Ninety percent of chief information officers (CIOs) and chief technology officers (CTOs) believe the job of keeping their enterprise protected is becoming more challenging, according to a survey of more than 1,600 enterprise IT decision makers (ITDMs) from network security specialist Fortinet.
Among IT decision makers recording the highest boardroom pressure, 63 percent admit abandoning or delaying at least one new business initiative because of IT security concerns.
When asked if they had been provided with sufficient human and financial resources for IT security in the last 12 months, four out of five ITDMs said yes.
A total of 83 percent said they feel they will also have sufficient resources in the next 12 months.
Most industry sectors carried this trend, with public sector going from 74 to 77 percent and retail from 80 to 81 percent.
Financial services sector ITDMs feel best equipped (87 percent for the next 12 months), though their trend is downward (89 percent for the past 12 months).

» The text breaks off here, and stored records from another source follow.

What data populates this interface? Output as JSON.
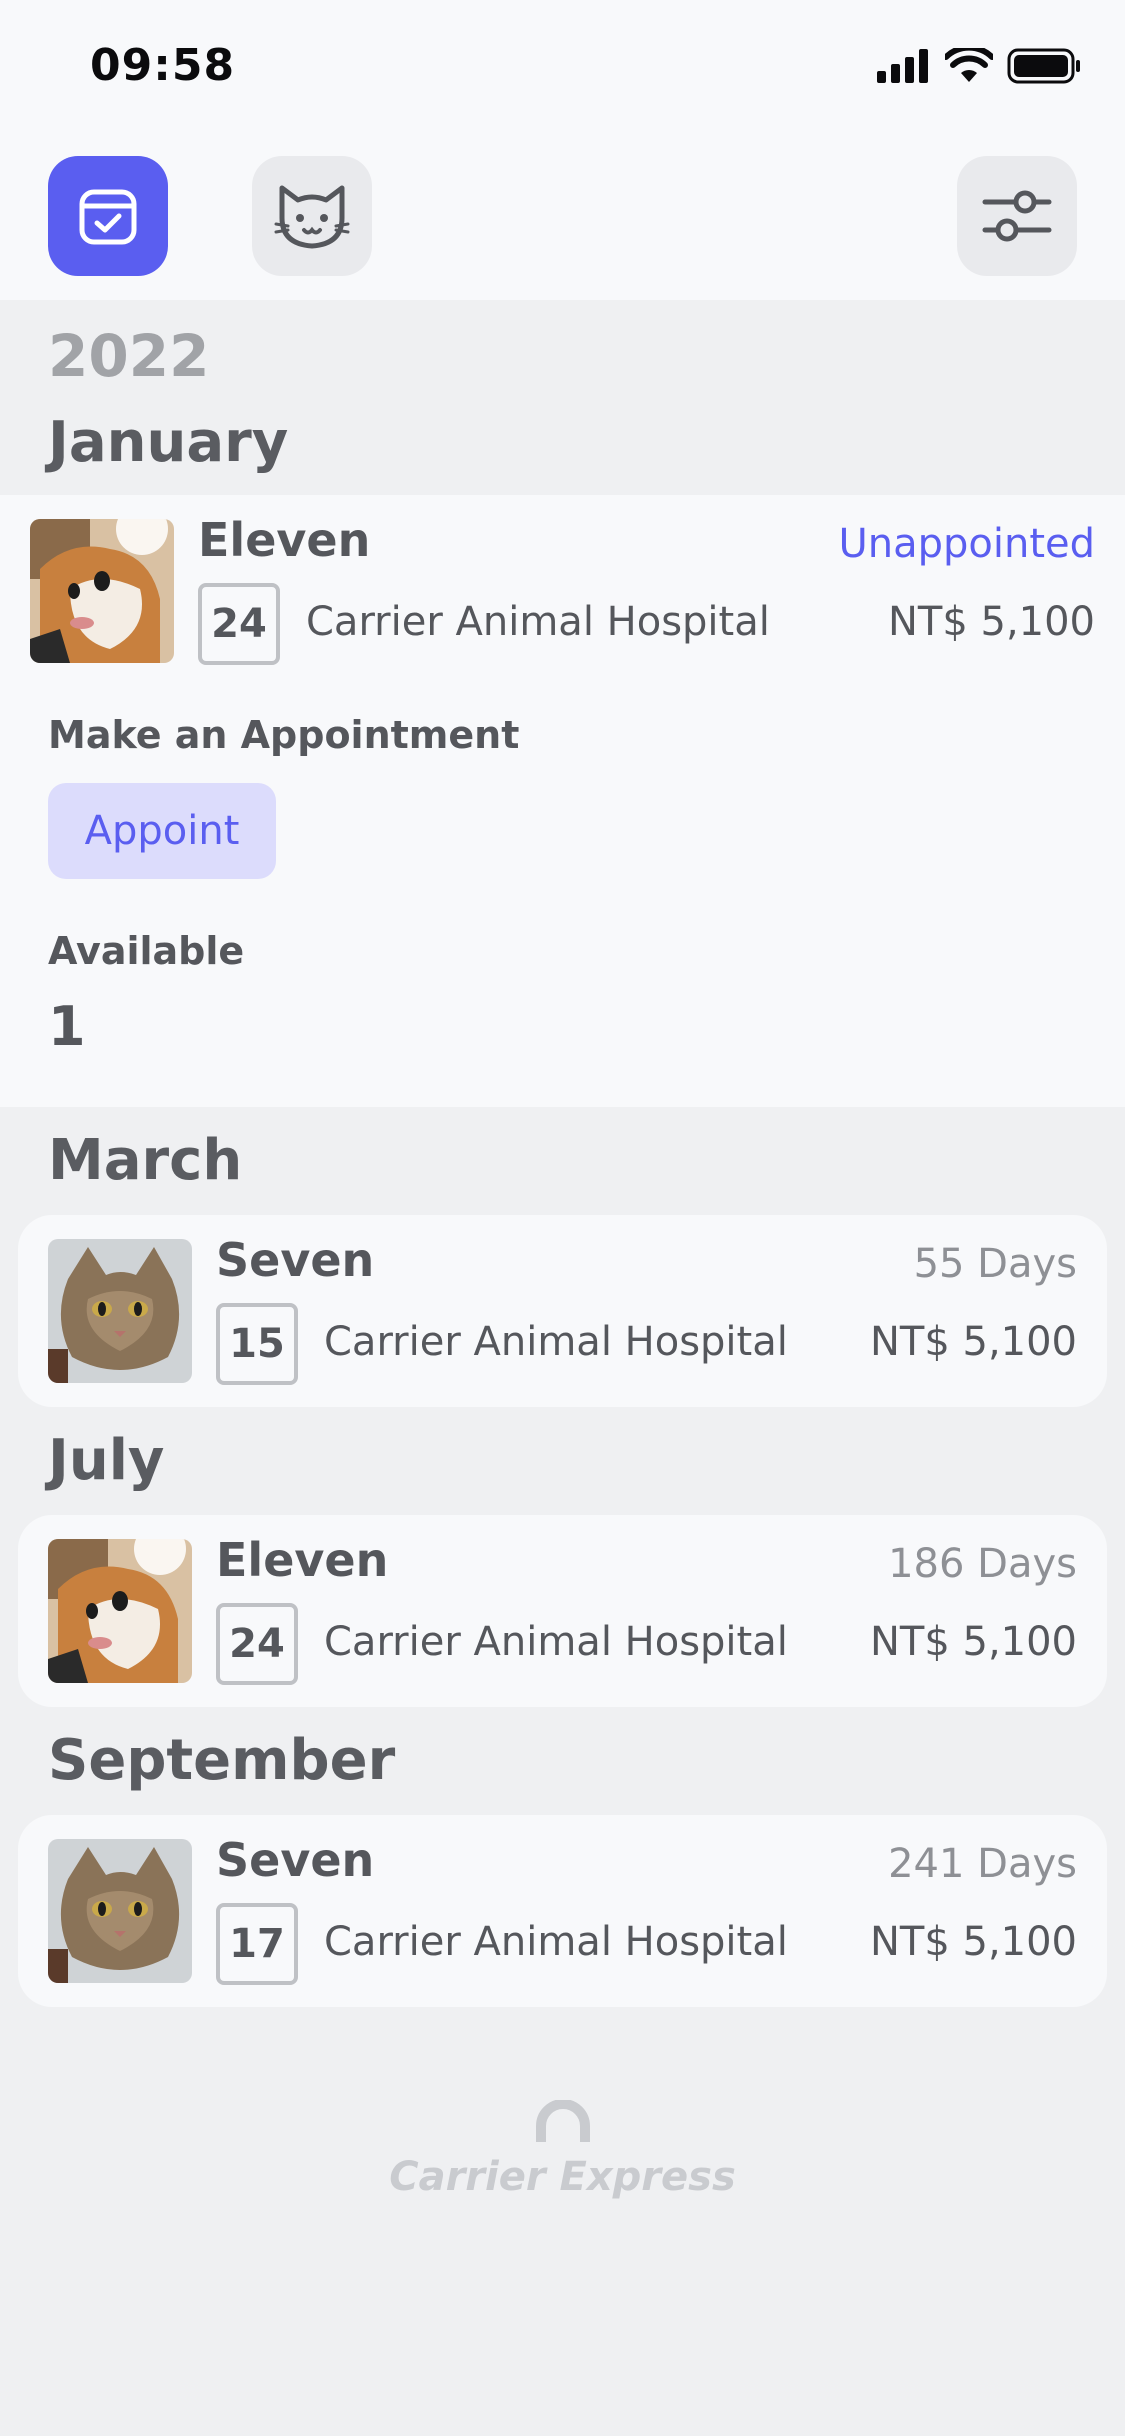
{
  "status_bar": {
    "time": "09:58"
  },
  "toolbar": {
    "icons": [
      "calendar-check-icon",
      "cat-icon",
      "sliders-icon"
    ],
    "accent_color": "#5a5ef0"
  },
  "year": "2022",
  "months": {
    "january": "January",
    "march": "March",
    "july": "July",
    "september": "September"
  },
  "entries": [
    {
      "pet": "Eleven",
      "day": "24",
      "hospital": "Carrier Animal Hospital",
      "status": "Unappointed",
      "price": "NT$ 5,100"
    },
    {
      "pet": "Seven",
      "day": "15",
      "hospital": "Carrier Animal Hospital",
      "status": "55 Days",
      "price": "NT$ 5,100"
    },
    {
      "pet": "Eleven",
      "day": "24",
      "hospital": "Carrier Animal Hospital",
      "status": "186 Days",
      "price": "NT$ 5,100"
    },
    {
      "pet": "Seven",
      "day": "17",
      "hospital": "Carrier Animal Hospital",
      "status": "241 Days",
      "price": "NT$ 5,100"
    }
  ],
  "appointment": {
    "heading": "Make an Appointment",
    "button_label": "Appoint",
    "available_label": "Available",
    "available_count": "1"
  },
  "footer": {
    "brand": "Carrier Express"
  }
}
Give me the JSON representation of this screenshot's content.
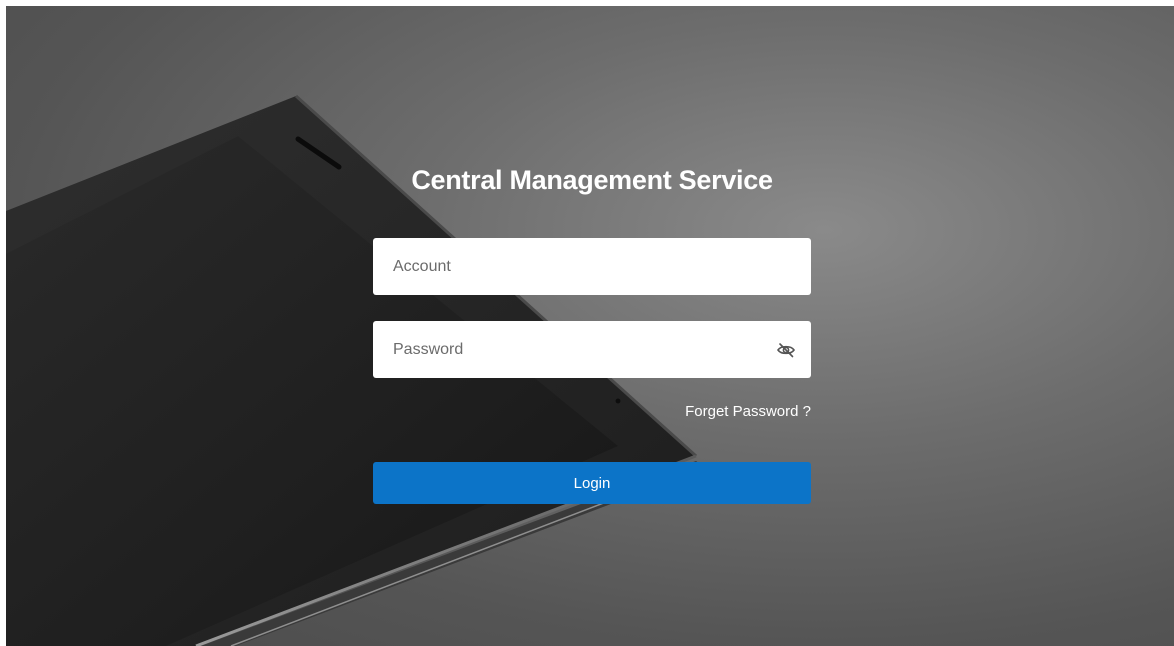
{
  "page": {
    "title": "Central Management Service"
  },
  "form": {
    "account_placeholder": "Account",
    "password_placeholder": "Password",
    "forgot_label": "Forget Password ?",
    "login_label": "Login"
  },
  "icons": {
    "password_toggle": "eye-slash-icon"
  },
  "colors": {
    "primary": "#0c74c8",
    "field_bg": "#ffffff",
    "text_white": "#ffffff"
  }
}
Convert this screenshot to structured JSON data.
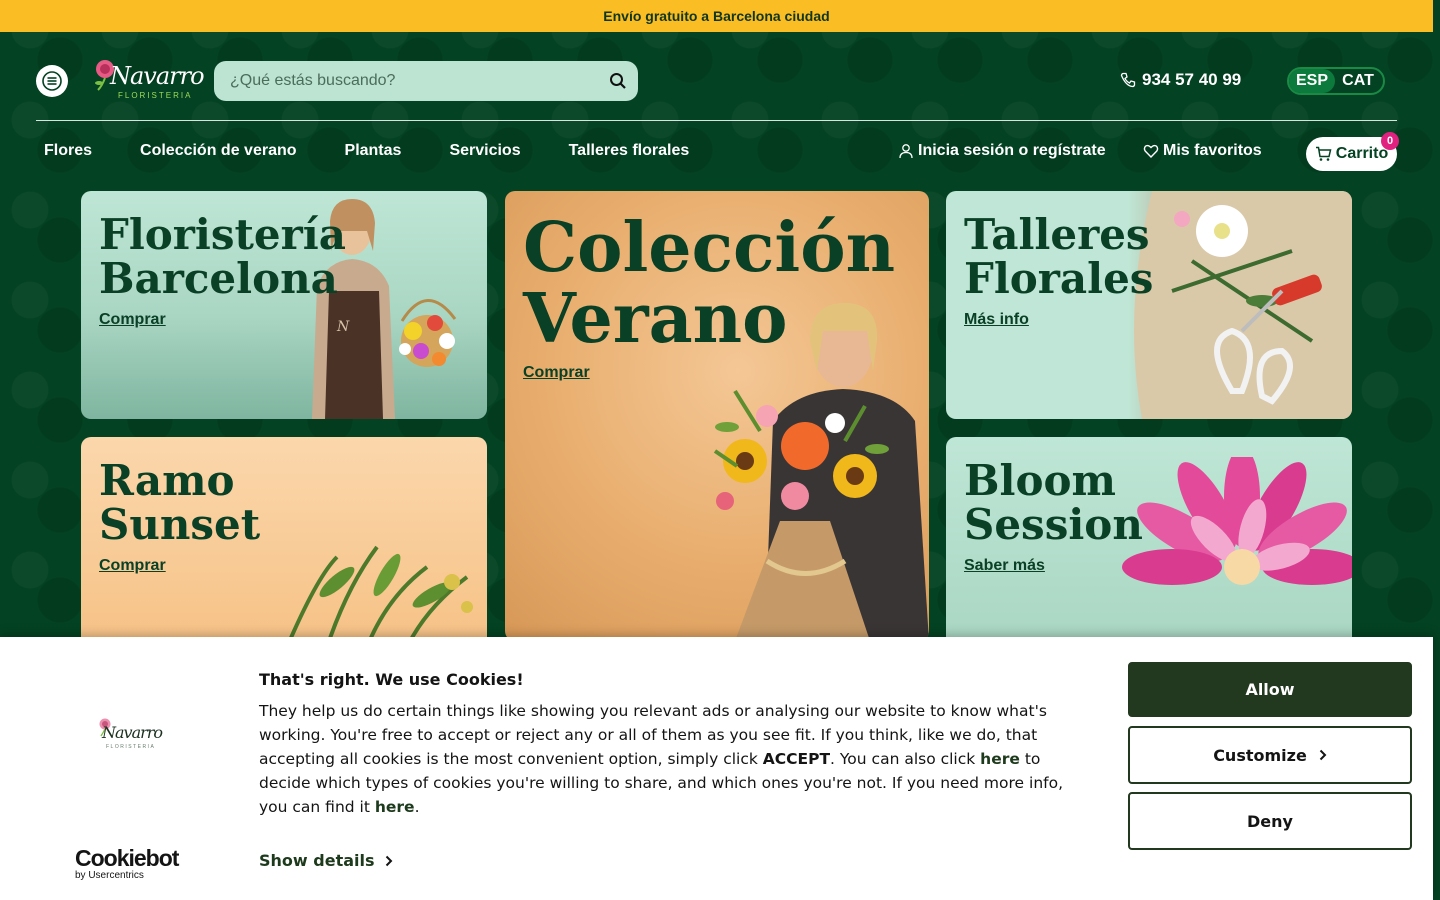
{
  "topbar": {
    "text": "Envío gratuito a Barcelona ciudad"
  },
  "header": {
    "logo_main": "Navarro",
    "logo_sub": "FLORISTERIA",
    "search_placeholder": "¿Qué estás buscando?",
    "phone": "934 57 40 99",
    "lang_active": "ESP",
    "lang_other": "CAT"
  },
  "nav": {
    "items": [
      "Flores",
      "Colección de verano",
      "Plantas",
      "Servicios",
      "Talleres florales"
    ],
    "account": "Inicia sesión o regístrate",
    "favorites": "Mis favoritos",
    "cart": "Carrito",
    "cart_count": "0"
  },
  "cards": [
    {
      "title_l1": "Floristería",
      "title_l2": "Barcelona",
      "cta": "Comprar"
    },
    {
      "title_l1": "Colección",
      "title_l2": "Verano",
      "cta": "Comprar"
    },
    {
      "title_l1": "Talleres",
      "title_l2": "Florales",
      "cta": "Más info"
    },
    {
      "title_l1": "Ramo",
      "title_l2": "Sunset",
      "cta": "Comprar"
    },
    {
      "title_l1": "Bloom",
      "title_l2": "Session",
      "cta": "Saber más"
    }
  ],
  "cookie": {
    "title": "That's right. We use Cookies!",
    "text_1": "They help us do certain things like showing you relevant ads or analysing our website to know what's working. You're free to accept or reject any or all of them as you see fit. If you think, like we do, that accepting all cookies is the most convenient option, simply click ",
    "accept_word": "ACCEPT",
    "text_2": ". You can also click ",
    "here_1": "here",
    "text_3": " to decide which types of cookies you're willing to share, and which ones you're not. If you need more info, you can find it ",
    "here_2": "here",
    "text_4": ".",
    "show_details": "Show details",
    "allow": "Allow",
    "customize": "Customize",
    "deny": "Deny",
    "brand": "Cookiebot",
    "brand_sub": "by Usercentrics",
    "logo_main": "Navarro",
    "logo_sub": "FLORISTERIA"
  },
  "colors": {
    "brand_green": "#034222",
    "topbar_yellow": "#fbbd24",
    "accent_pink": "#e0217f",
    "button_dark": "#23391f"
  }
}
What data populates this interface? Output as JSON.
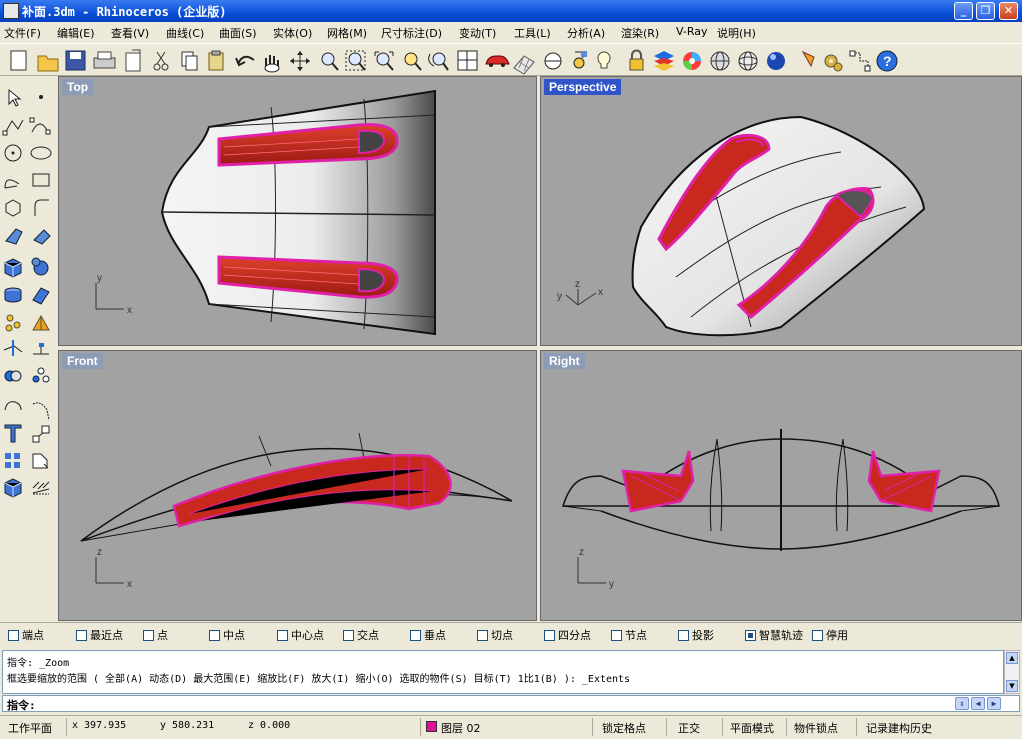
{
  "window": {
    "title": "补面.3dm - Rhinoceros (企业版)"
  },
  "menubar": [
    "文件(F)",
    "编辑(E)",
    "查看(V)",
    "曲线(C)",
    "曲面(S)",
    "实体(O)",
    "网格(M)",
    "尺寸标注(D)",
    "变动(T)",
    "工具(L)",
    "分析(A)",
    "渲染(R)",
    "V-Ray",
    "说明(H)"
  ],
  "viewports": {
    "top": {
      "label": "Top",
      "axis_a": "y",
      "axis_b": "x"
    },
    "perspective": {
      "label": "Perspective",
      "axis_a": "y",
      "axis_b": "x",
      "axis_c": "z"
    },
    "front": {
      "label": "Front",
      "axis_a": "z",
      "axis_b": "x"
    },
    "right": {
      "label": "Right",
      "axis_a": "z",
      "axis_b": "y"
    }
  },
  "osnap": [
    {
      "label": "端点",
      "checked": false
    },
    {
      "label": "最近点",
      "checked": false
    },
    {
      "label": "点",
      "checked": false
    },
    {
      "label": "中点",
      "checked": false
    },
    {
      "label": "中心点",
      "checked": false
    },
    {
      "label": "交点",
      "checked": false
    },
    {
      "label": "垂点",
      "checked": false
    },
    {
      "label": "切点",
      "checked": false
    },
    {
      "label": "四分点",
      "checked": false
    },
    {
      "label": "节点",
      "checked": false
    },
    {
      "label": "投影",
      "checked": false
    },
    {
      "label": "智慧轨迹",
      "checked": true
    },
    {
      "label": "停用",
      "checked": false
    }
  ],
  "history": {
    "line1": "指令: _Zoom",
    "line2": "框选要缩放的范围 ( 全部(A)  动态(D)  最大范围(E)  缩放比(F)  放大(I)  缩小(O)  选取的物件(S)  目标(T)  1比1(B) ): _Extents"
  },
  "command": {
    "prompt": "指令:"
  },
  "status": {
    "cplane": "工作平面",
    "x": "x 397.935",
    "y": "y 580.231",
    "z": "z 0.000",
    "layer": "图层 02",
    "layer_color": "#e0109a",
    "snap": "锁定格点",
    "ortho": "正交",
    "planar": "平面模式",
    "osnap": "物件锁点",
    "history": "记录建构历史"
  },
  "colors": {
    "viewport_bg": "#a2a2a2",
    "highlight": "#e020a8",
    "surface_red": "#c8281e",
    "active_label": "#2f55c8"
  },
  "toolbar_icons": [
    "new-icon",
    "open-icon",
    "save-icon",
    "print-icon",
    "import-icon",
    "cut-icon",
    "copy-icon",
    "paste-icon",
    "undo-icon",
    "pan-icon",
    "rotate-view-icon",
    "zoom-icon",
    "zoom-window-icon",
    "zoom-extents-icon",
    "zoom-selected-icon",
    "undo-view-icon",
    "four-views-icon",
    "car-icon",
    "grid-icon",
    "cplane-icon",
    "shaded-icon",
    "light-icon",
    "lock-icon",
    "layer-icon",
    "color-wheel-icon",
    "sphere-wire-icon",
    "sphere-grid-icon",
    "sphere-render-icon",
    "properties-icon",
    "options-icon",
    "gumball-icon",
    "help-icon"
  ],
  "left_tools": [
    "select-arrow-icon",
    "point-icon",
    "polyline-icon",
    "curve-icon",
    "circle-icon",
    "ellipse-icon",
    "arc-icon",
    "rectangle-icon",
    "polygon-icon",
    "fillet-icon",
    "surface-icon",
    "loft-icon",
    "box-icon",
    "sphere-icon",
    "cylinder-icon",
    "extrude-icon",
    "move-icon",
    "deform-icon",
    "trim-icon",
    "dimension-icon",
    "boolean-icon",
    "group-icon",
    "offset-icon",
    "sweep-icon",
    "text-icon",
    "scale-icon",
    "grid-array-icon",
    "transform-icon",
    "mesh-icon",
    "hatch-icon"
  ]
}
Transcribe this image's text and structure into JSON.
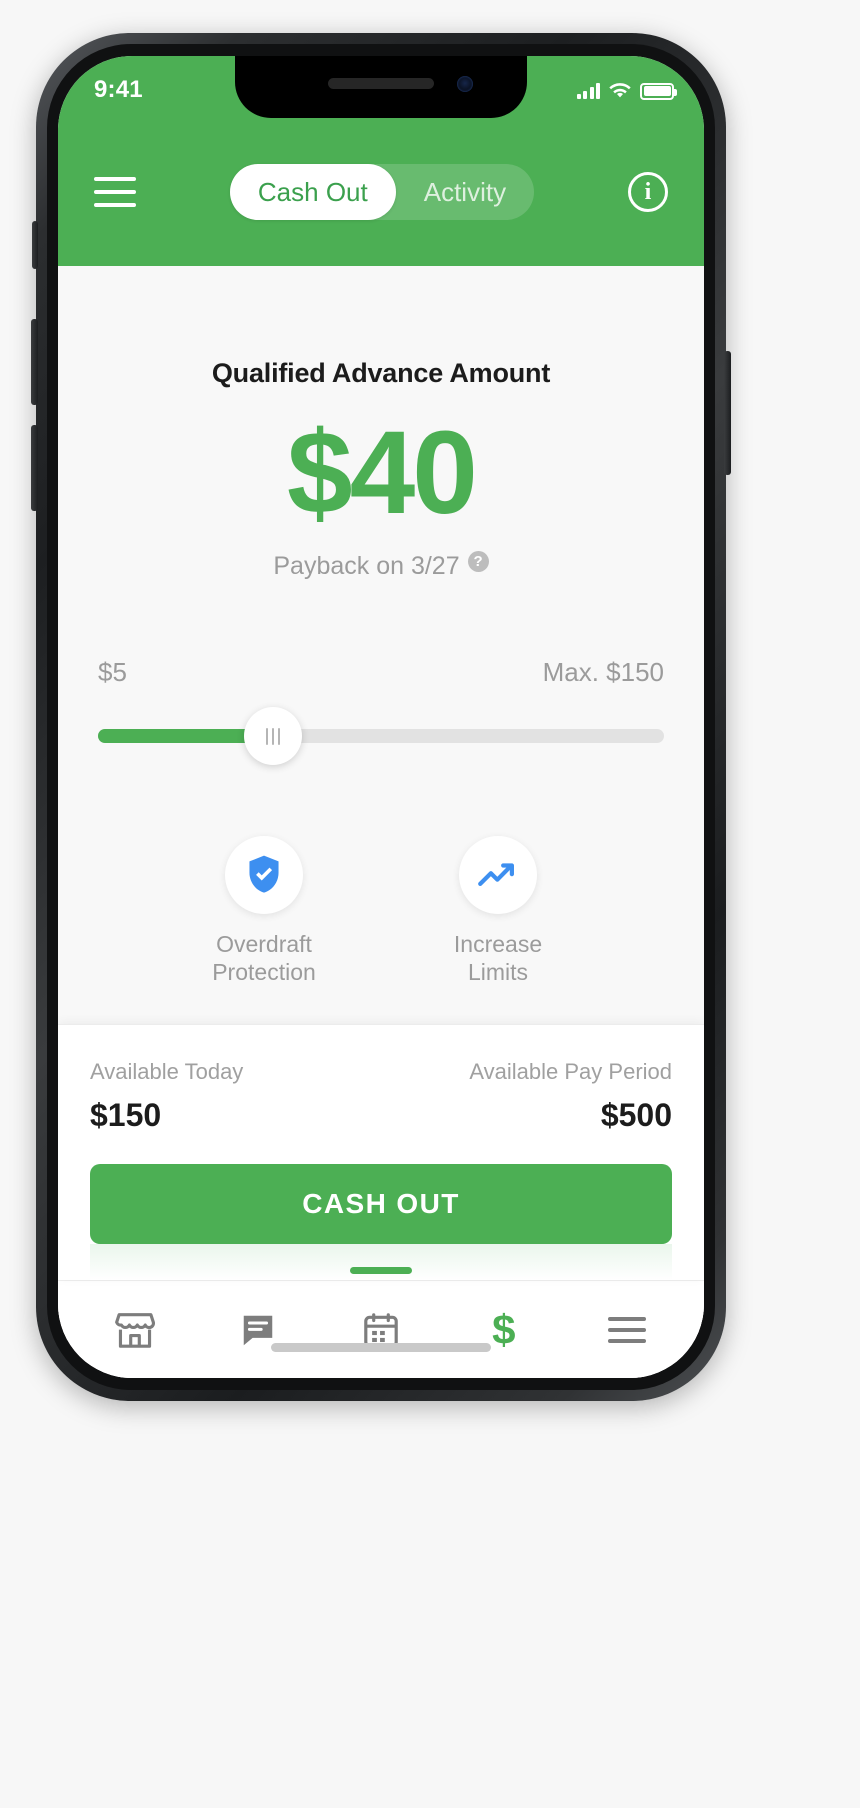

"It's tough to pick just one threat in general, but this survey points to concerns over a variety of advanced threats having a great impact," Tamir Hardof, vice president of product marketing for Fortinet, told eWEEK. "The growing frequency and complexity of threats and the new demands of emerging technology like the Internet of things [IoT] and biometrics pose the biggest challenge to IT decision makers to keep their organizations secure."
The increasing frequency and complexity of threats (88 percent) and the new demands of emerging technology like the Internet of things and biometrics (88 percent) pose the biggest challenge to ITDMs to keep their organizations secure.
The majority of ITDMs have been provoked into action by rising data privacy concerns (90 percent) and securing big data initiatives (89 percent); in the majority of cases this means new IT security investment.
The report also indicated the presence of serious boardroom pressure to keep the enterprise secure—that figure has jumped almost one-third in the last 12 months, making security paramount and a primary consideration over other business initiatives.
Mobility-related applications and strategies are the biggest sticking points, with cloud also scoring high.
The survey also unveiled that a total of 53 percent of all ITDMs surveyed have slowed down or canceled a new application, service or other initiative because of cyber-security fears.
The high-profile issues surrounding data privacy are provoking action, with 90 percent of ITDMs planning to change their outlook on IT security strategy in response. Of these, 56 percent are inclined to invest more money and resources to address the challenge, with 44 percent preferring instead to rethink existing strategy.
Industry sectors with the highest predisposition to invest in IT security are financial services (53 percent) and telecoms/technology (59 percent). The research also indicated organizations of greatest size have the greatest tendency to invest.
"One of the highlights of the survey is that cyber-security concerns are now reaching the boardroom, and this pressure is affecting IT security policy. It's leading to new business initiatives being delayed or abandoned as a result of IT security concerns," Hardof said. "Innovations including biometrics and other emerging technologies like the Internet of things are not being exploited while the IT decision makers are challenged in assuring effective and continued security."